Strong Biblical Women Part 5 -- Tamar, Mother of Kings
How did a modest woman become the mother of Kings?
When her father-in-law broke his promise to her, Tamar took matters into her own hands and, in the process, became the mother of kings.
While the story is often glossed over because of the sexual nature, the story of Yehuda and Tamar is a very important one from the standpoint of strong women. Tamar stood up for herself and in the process gained the respect of her father-in-law and also gained a place for herself and her descendants in the annuls of Jewish history.
The Mother of Kings
Yehuda (Judah) was the fourth son of Yaakov (Jacob). He married and had three sons. The oldest son, Er, married a woman named Tamar. But Er died without having any children (the commentaries say he didn't want to "ruin her beauty" by making her pregnant, so he "spilled his seed").
So Yehuda told his next son, Onan to marry her (this is called a Leverite Marriage or Yibum in Hebrew -- a man marries his brother's childless widow to give her -- and his dead brother -- a child). According to the commentaries, Onan didn't want a child of his to be credited to his brother, so he "spilled his seed". Because of his selfishness, he died also.
Yehuda didn't want to lose another son, so he told Tamar that Sheila (Shay-luh), his third son, wasn't old enough to get married. But even after Tamar waited for Sheila to grow up, Yehuda came up with some excuse why Tamar couldn't marry his son.
This put Tamar in the position of not being permitted to get married to anyone and, therefore, she wouldn't have children. And she really wanted children.

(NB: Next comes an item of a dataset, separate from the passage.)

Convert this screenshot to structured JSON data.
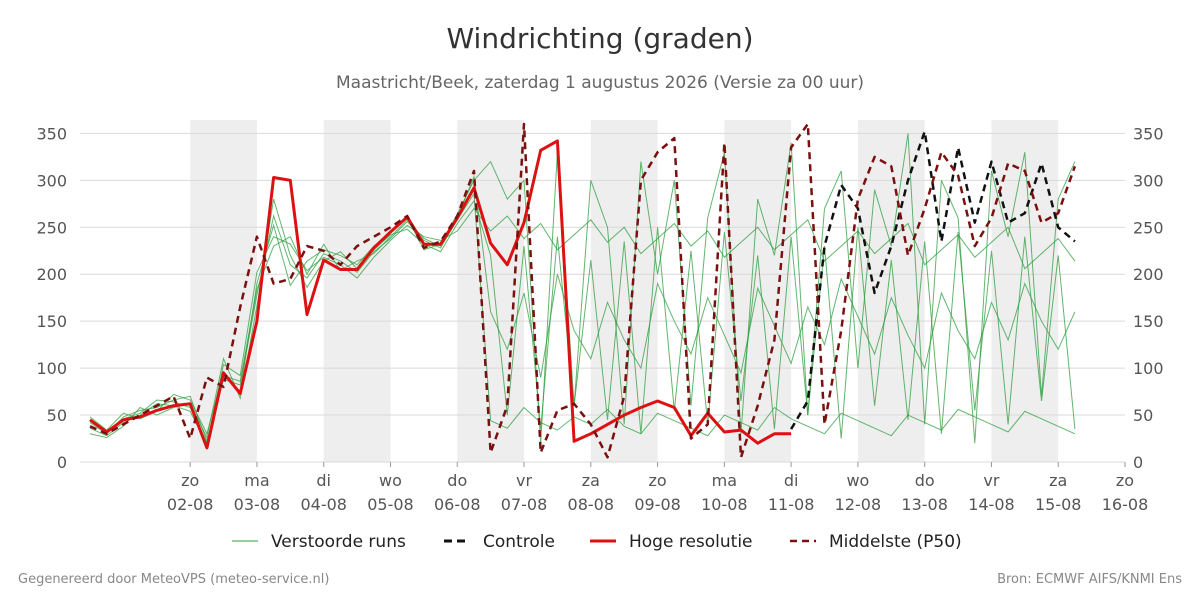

So she dressed in clothes that the prostitutes wore and she stood where the prostitutes stand until Yehuda, her Father-in-law, who she believed owed her a child, came by. Because she normally dressed modestly, Yehuda didn't recognize her. He approached her and, thinking she was a prostitute, asked her what her "price" was and she said that all she wanted was his walking staff, his cloak and his signet ring.
After this, Tamar put on her modest widow's clothes and went back to her normal life. But soon after this, people started noticing that she was pregnant and they told Yehuda and asked him if he wanted them to bring her to them for punishment.
When Tamar heard that the people wanted to put her to death for adultery, she sent a messenger to Yehuda with his staff, cloak and ring and asked him if he, perchance, knew who those items belonged to.
Yehuda saw the items and right away realized that he was the father of Tamar's child. Yehuda told the people not to kill Tamar and that she was more righteous than he.
It turned out that Tamar had twins. She named them Peretz and Zerah.
In the book of Ruth (This original story was in B'reishit -- Genesis), it lists the descendants of Peretz -- Peretz had a son named Hetzron, who had a son named Ram, who had a son named Aminadav, who had a son named Nahshon (who was the Nasi -- Prince -- of the Tribe of Yehuda in the time when the Children of Israel wandered 40 years in the Desert).
Nahshon had a son named Shalma (or Shalmon), who had a son named Boaz, who married Ruth. They had a son named Oved, who had a son named Yishai (Jesse), who had a son named David. David was the second king of Israel and the founder of the Davidic Dynasty of kings of Israel and Judea and from whom the Moshiah (Messiah) will one day come.